After an epic 4595km trip around the country, the road trip has finally come to an end. It's been a fantastic journey and one that we will remember for the rest of our lives. However, as covered in some of the posts, things didn't always work out according to plan. So, for people who may be planning a similar trip, here's a little analysis of what worked and what didn't. In case you haven't read it, here's the post on some of the planning we did before the trip. Let's get to it.
Having data connectivity got us out of some sticky situations, especially when we were looking for last minute accommodation. The Huawei modem was a lifesaver, it worked pretty much flawlessly. As for the networks, MTN performed pretty well. There were some areas that were complete signal blackspots, but overall, it worked.
Blogger itself is a nice platform. Unfortunately Blogger's mobile app is, well, a bit rubbish. It's really old and in desperate need of an update. I really hope that Google give the app some much needed attention, and while they're at it, they can give the web version a bit of TLC too.
Snapseed was fantastic. It was fast and easy to use and we were pretty happy with the results. The Patriot Micro USB adaptor also worked nicely. The iPhone did struggle a bit though. Whilst Instashare did a good job of letting us get the photos to the iPhone, it was a cumbersome extra step that could be easily resolved if Apple didn't stubbornly stick to proprietary connectors.

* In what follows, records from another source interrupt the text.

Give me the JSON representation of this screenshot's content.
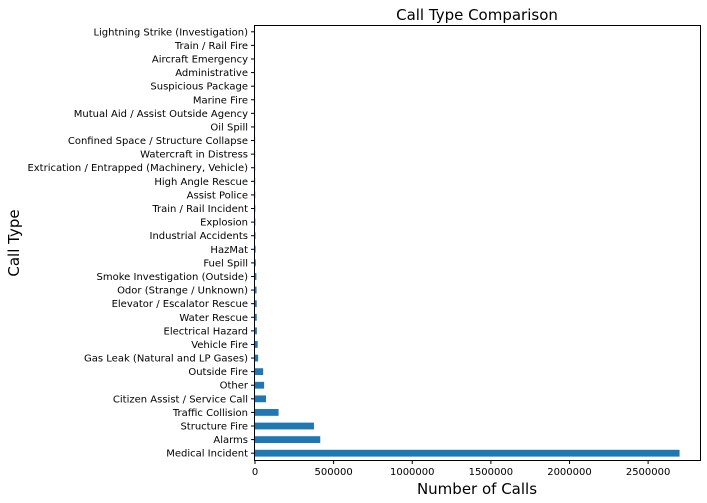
{
  "chart_data": {
    "type": "bar",
    "orientation": "horizontal",
    "title": "Call Type Comparison",
    "xlabel": "Number of Calls",
    "ylabel": "Call Type",
    "xlim": [
      0,
      2830000
    ],
    "xticks": [
      0,
      500000,
      1000000,
      1500000,
      2000000,
      2500000
    ],
    "grid": false,
    "color": "#1f77b4",
    "categories": [
      "Medical Incident",
      "Alarms",
      "Structure Fire",
      "Traffic Collision",
      "Citizen Assist / Service Call",
      "Other",
      "Outside Fire",
      "Gas Leak (Natural and LP Gases)",
      "Vehicle Fire",
      "Electrical Hazard",
      "Water Rescue",
      "Elevator / Escalator Rescue",
      "Odor (Strange / Unknown)",
      "Smoke Investigation (Outside)",
      "Fuel Spill",
      "HazMat",
      "Industrial Accidents",
      "Explosion",
      "Train / Rail Incident",
      "Assist Police",
      "High Angle Rescue",
      "Extrication / Entrapped (Machinery, Vehicle)",
      "Watercraft in Distress",
      "Confined Space / Structure Collapse",
      "Oil Spill",
      "Mutual Aid / Assist Outside Agency",
      "Marine Fire",
      "Suspicious Package",
      "Administrative",
      "Aircraft Emergency",
      "Train / Rail Fire",
      "Lightning Strike (Investigation)"
    ],
    "values": [
      2700000,
      415000,
      375000,
      150000,
      70000,
      58000,
      52000,
      20000,
      17000,
      12000,
      11000,
      11000,
      10000,
      9000,
      5000,
      4000,
      3000,
      2500,
      2000,
      1500,
      1200,
      1000,
      900,
      800,
      600,
      500,
      400,
      300,
      200,
      100,
      50,
      20
    ]
  }
}
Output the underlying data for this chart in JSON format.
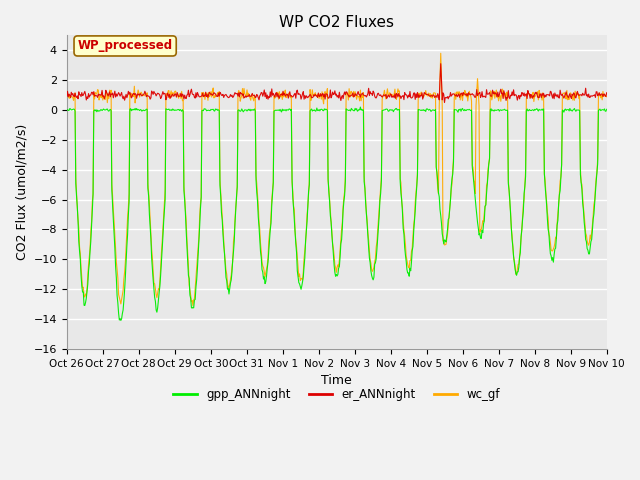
{
  "title": "WP CO2 Fluxes",
  "xlabel": "Time",
  "ylabel": "CO2 Flux (umol/m2/s)",
  "ylim": [
    -16,
    5
  ],
  "yticks": [
    -16,
    -14,
    -12,
    -10,
    -8,
    -6,
    -4,
    -2,
    0,
    2,
    4
  ],
  "x_labels": [
    "Oct 26",
    "Oct 27",
    "Oct 28",
    "Oct 29",
    "Oct 30",
    "Oct 31",
    "Nov 1",
    "Nov 2",
    "Nov 3",
    "Nov 4",
    "Nov 5",
    "Nov 6",
    "Nov 7",
    "Nov 8",
    "Nov 9",
    "Nov 10"
  ],
  "legend_label": "WP_processed",
  "legend_facecolor": "#ffffcc",
  "legend_edgecolor": "#cc0000",
  "bg_color": "#e8e8e8",
  "fig_facecolor": "#f2f2f2",
  "line_green": "#00ee00",
  "line_red": "#dd0000",
  "line_orange": "#ffaa00",
  "grid_color": "#ffffff",
  "n_days": 15,
  "points_per_day": 48,
  "title_fontsize": 11,
  "axis_fontsize": 9,
  "tick_fontsize": 8
}
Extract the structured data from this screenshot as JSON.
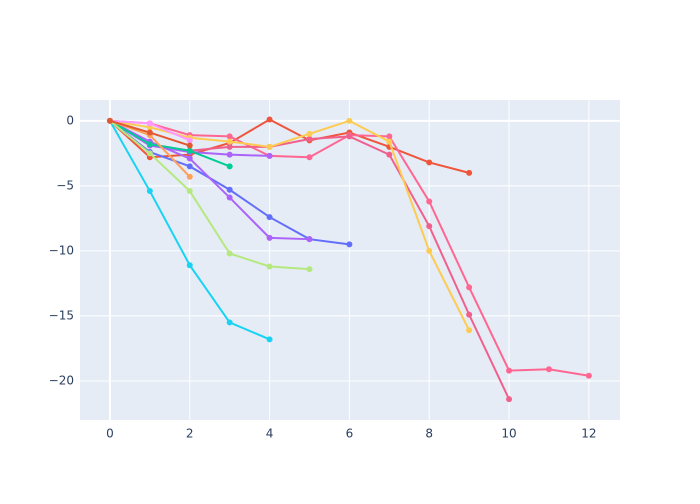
{
  "chart_data": {
    "type": "line",
    "xlim": [
      -0.75,
      12.78
    ],
    "ylim": [
      -23,
      1.6
    ],
    "xticks": [
      0,
      2,
      4,
      6,
      8,
      10,
      12
    ],
    "yticks": [
      0,
      {
        "value": -5,
        "label": "−5"
      },
      {
        "value": -10,
        "label": "−10"
      },
      {
        "value": -15,
        "label": "−15"
      },
      {
        "value": -20,
        "label": "−20"
      }
    ],
    "grid": true,
    "series": [
      {
        "color": "#ef553b",
        "x": [
          0,
          1,
          2,
          3,
          4,
          5,
          6,
          7,
          8,
          9
        ],
        "values": [
          0,
          -2.8,
          -2.6,
          -1.7,
          0.1,
          -1.5,
          -0.9,
          -2.0,
          -3.2,
          -4.0
        ]
      },
      {
        "color": "#ff6692",
        "x": [
          0,
          1,
          2,
          3,
          4,
          5,
          6,
          7,
          8,
          9,
          10,
          11,
          12
        ],
        "values": [
          0,
          -0.2,
          -1.1,
          -1.2,
          -2.7,
          -2.8,
          -1.1,
          -1.2,
          -6.2,
          -12.8,
          -19.2,
          -19.1,
          -19.6
        ]
      },
      {
        "color": "#f0608c",
        "x": [
          0,
          1,
          2,
          3,
          4,
          5,
          6,
          7,
          8,
          9,
          10
        ],
        "values": [
          0,
          -1.8,
          -2.3,
          -2.0,
          -2.0,
          -1.4,
          -1.2,
          -2.6,
          -8.1,
          -14.9,
          -21.4
        ]
      },
      {
        "color": "#fecb52",
        "x": [
          0,
          1,
          2,
          3,
          4,
          5,
          6,
          7,
          8,
          9
        ],
        "values": [
          0,
          -0.5,
          -1.3,
          -1.6,
          -2.0,
          -1.0,
          0.0,
          -1.6,
          -10.0,
          -16.1
        ]
      },
      {
        "color": "#636efa",
        "x": [
          0,
          1,
          2,
          3,
          4,
          5,
          6
        ],
        "values": [
          0,
          -2.4,
          -3.5,
          -5.3,
          -7.4,
          -9.1,
          -9.5
        ]
      },
      {
        "color": "#ab63fa",
        "x": [
          0,
          1,
          2,
          3,
          4,
          5
        ],
        "values": [
          0,
          -1.6,
          -2.9,
          -5.9,
          -9.0,
          -9.1
        ]
      },
      {
        "color": "#ab63fa",
        "x": [
          0,
          1,
          2,
          3,
          4
        ],
        "values": [
          0,
          -1.9,
          -2.4,
          -2.6,
          -2.7
        ]
      },
      {
        "color": "#00cc96",
        "x": [
          0,
          1,
          2,
          3
        ],
        "values": [
          0,
          -1.8,
          -2.3,
          -3.5
        ]
      },
      {
        "color": "#19d3f3",
        "x": [
          0,
          1,
          2,
          3,
          4
        ],
        "values": [
          0,
          -5.4,
          -11.1,
          -15.5,
          -16.8
        ]
      },
      {
        "color": "#b6e880",
        "x": [
          0,
          1,
          2,
          3,
          4,
          5
        ],
        "values": [
          0,
          -2.5,
          -5.4,
          -10.2,
          -11.2,
          -11.4
        ]
      },
      {
        "color": "#ffa15a",
        "x": [
          0,
          1,
          2
        ],
        "values": [
          0,
          -1.1,
          -4.3
        ]
      },
      {
        "color": "#ff97ff",
        "x": [
          0,
          1,
          2
        ],
        "values": [
          0,
          -0.2,
          -1.5
        ]
      },
      {
        "color": "#e2582f",
        "x": [
          0,
          1,
          2
        ],
        "values": [
          0,
          -0.9,
          -1.9
        ]
      }
    ]
  }
}
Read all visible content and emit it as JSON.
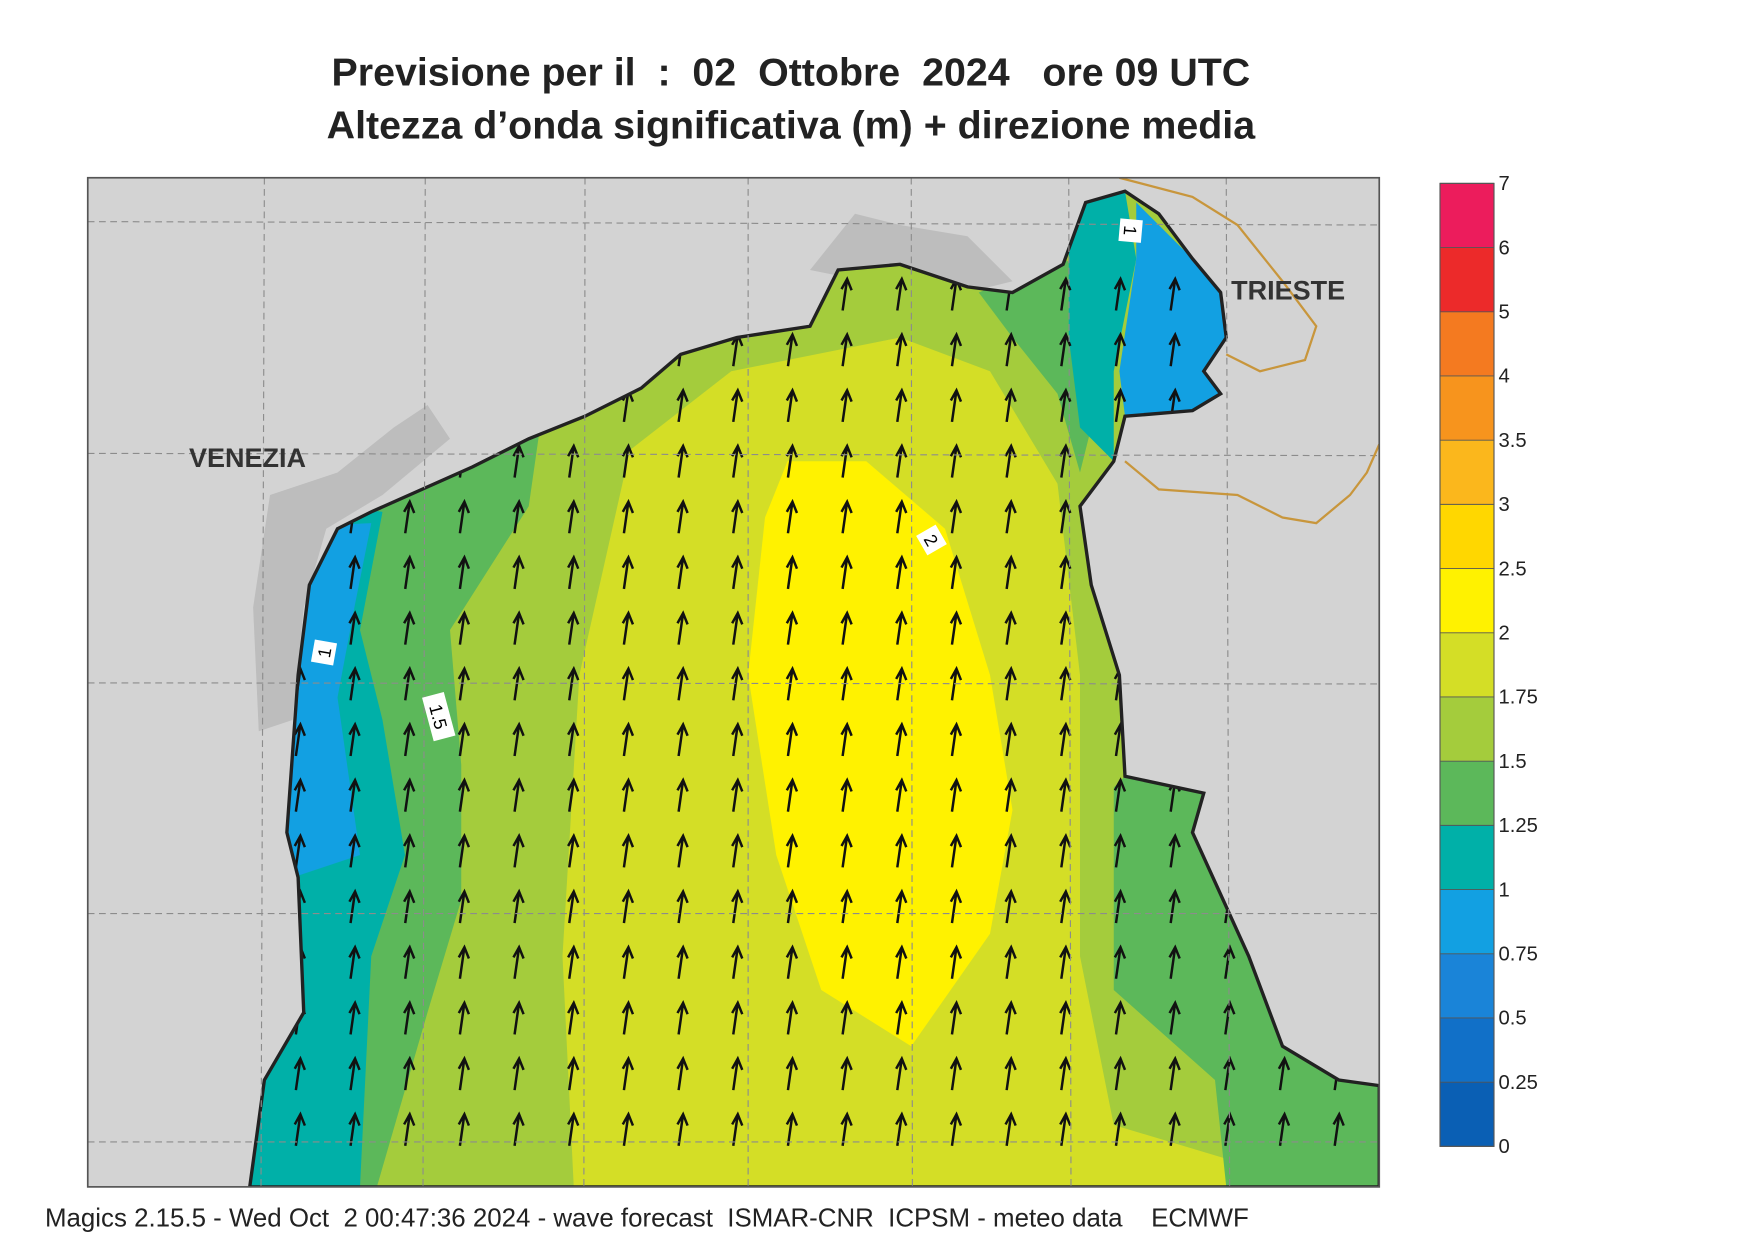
{
  "header": {
    "title_line1": "Previsione per il  :  02  Ottobre  2024   ore 09 UTC",
    "title_line2": "Altezza d’onda significativa (m) + direzione media"
  },
  "map": {
    "places": [
      "VENEZIA",
      "TRIESTE"
    ],
    "contour_labels": [
      "1",
      "1.5",
      "2",
      "1"
    ]
  },
  "colorbar": {
    "ticks": [
      0,
      0.25,
      0.5,
      0.75,
      1,
      1.25,
      1.5,
      1.75,
      2,
      2.5,
      3,
      3.5,
      4,
      5,
      6,
      7
    ],
    "colors": [
      "#0a5fb4",
      "#1170c8",
      "#1a84d8",
      "#12a0e2",
      "#00b0a8",
      "#5cb85a",
      "#a4cc3c",
      "#d4de26",
      "#fff200",
      "#ffd700",
      "#fbb71c",
      "#f7941d",
      "#f47a20",
      "#ec2a2a",
      "#ec1c5c"
    ]
  },
  "footer": "Magics 2.15.5 - Wed Oct  2 00:47:36 2024 - wave forecast  ISMAR-CNR  ICPSM - meteo data    ECMWF"
}
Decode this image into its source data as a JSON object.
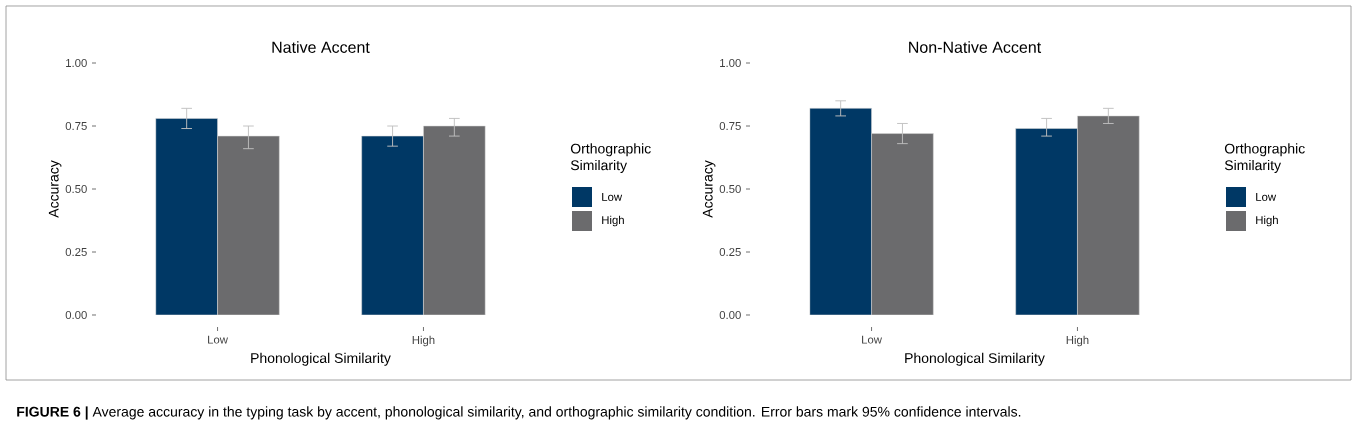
{
  "chart_data": [
    {
      "type": "bar",
      "title": "Native Accent",
      "xlabel": "Phonological Similarity",
      "ylabel": "Accuracy",
      "legend_title": "Orthographic Similarity",
      "legend": "right",
      "categories": [
        "Low",
        "High"
      ],
      "series": [
        {
          "name": "Low",
          "color": "#003865",
          "values": [
            0.78,
            0.71
          ],
          "errors": [
            [
              0.74,
              0.82
            ],
            [
              0.67,
              0.75
            ]
          ]
        },
        {
          "name": "High",
          "color": "#6b6b6d",
          "values": [
            0.71,
            0.75
          ],
          "errors": [
            [
              0.66,
              0.75
            ],
            [
              0.71,
              0.78
            ]
          ]
        }
      ],
      "ylim": [
        0,
        1
      ],
      "yticks": [
        {
          "value": 0,
          "label": "0.00"
        },
        {
          "value": 0.25,
          "label": "0.25"
        },
        {
          "value": 0.5,
          "label": "0.50"
        },
        {
          "value": 0.75,
          "label": "0.75"
        },
        {
          "value": 1,
          "label": "1.00"
        }
      ],
      "grid": false,
      "annotations": [
        "**FIGURE 6 |** Average accuracy in the typing task by accent, phonological similarity, and orthographic similarity condition. Error bars mark 95% confidence intervals."
      ]
    },
    {
      "type": "bar",
      "title": "Non-Native Accent",
      "xlabel": "Phonological Similarity",
      "ylabel": "Accuracy",
      "legend_title": "Orthographic Similarity",
      "legend": "right",
      "categories": [
        "Low",
        "High"
      ],
      "series": [
        {
          "name": "Low",
          "color": "#003865",
          "values": [
            0.82,
            0.74
          ],
          "errors": [
            [
              0.79,
              0.85
            ],
            [
              0.71,
              0.78
            ]
          ]
        },
        {
          "name": "High",
          "color": "#6b6b6d",
          "values": [
            0.72,
            0.79
          ],
          "errors": [
            [
              0.68,
              0.76
            ],
            [
              0.76,
              0.82
            ]
          ]
        }
      ],
      "ylim": [
        0,
        1
      ],
      "yticks": [
        {
          "value": 0,
          "label": "0.00"
        },
        {
          "value": 0.25,
          "label": "0.25"
        },
        {
          "value": 0.5,
          "label": "0.50"
        },
        {
          "value": 0.75,
          "label": "0.75"
        },
        {
          "value": 1,
          "label": "1.00"
        }
      ],
      "grid": false
    }
  ]
}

Google Maps was a crucial part of the whole trip, without it the trip quite frankly would not have been possible. However, there are some areas that it could improve. The big problem we encountered is that the app does not take into consideration the terrain of the road when choosing a route. This meant that it would sometimes direct us to a dirt road that is only really suitable for a 4x4, not a little VW Golf. The map already has the option to avoid toll roads so it would be great if there was a filter to avoid dirt roads as well.
As for Maps Engine, it proved really useful for planning, but the interface is a little clunky and could be streamlined a bit. There is also some functionality missing on the mobile app (compared to the web app) which made things a little difficult. The upside though is that it let us generate a cool map of the entire route (see below).
Luckily we didn't have any emergencies on the trip but if we did, the cheap Samsung would have worked great. The thing was a trooper with a battery life of about 4 days.
All in all, the things we bought along with us really added a lot to the trip. If you plan on embarking on something similar, I highly recommend giving the items above a look.